Faculty Research Fellow
Angelica Fenner’s scholarship engages questions of (dis)affiliation and (un)belonging at the scales of the psychical, familial, community, (trans)national, non-human, and environmental, with attention to intersectional vectors such as race, class, gender. She has held fellowships and grants through Connaught, SSHRC, Camargo, the Waterloo Centre for German Studies, and DAAD. Current projects include an auteur study of German director Maria Speth and a SSHRC-funded collaboration with Hester Baer (U Maryland), “Feminist Film History Reframed: The Ulm School, 1962-68,” which excavates the legacies of cinefeminism among the pathbreaking women who enrolled the inaugural cohort of West Germany’s first film school in 1962.
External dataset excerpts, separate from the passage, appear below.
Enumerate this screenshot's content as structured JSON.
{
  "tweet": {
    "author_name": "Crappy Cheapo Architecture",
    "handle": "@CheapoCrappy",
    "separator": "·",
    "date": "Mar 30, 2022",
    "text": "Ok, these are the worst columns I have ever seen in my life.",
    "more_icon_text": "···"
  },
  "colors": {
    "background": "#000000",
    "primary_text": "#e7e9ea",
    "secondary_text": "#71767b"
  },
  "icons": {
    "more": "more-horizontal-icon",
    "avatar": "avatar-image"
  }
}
Fellowship Research Project: An Aesthetics of (Dis)Affection: The Films of Maria Speth
My project redresses the dearth of scholarship on women directors within the 21st century countercinema movement known as the ‘Berlin School.’ Adopting an intersectional approach to film auteurism, I reframe this as more-than-human assemblage, and reconceive film authorship as distributed agency. Negative affects—those intensifying with the proliferation of homo oeconomicus—are palpable in Speth’s worldmaking, located in the silences and gaps of coherent screen action. Her films become object lessons in reframing ugly feelings as emerging from more-than-human relationalities and thereby destabilizing anthropocentric assumptions about sovereignty and entitlement.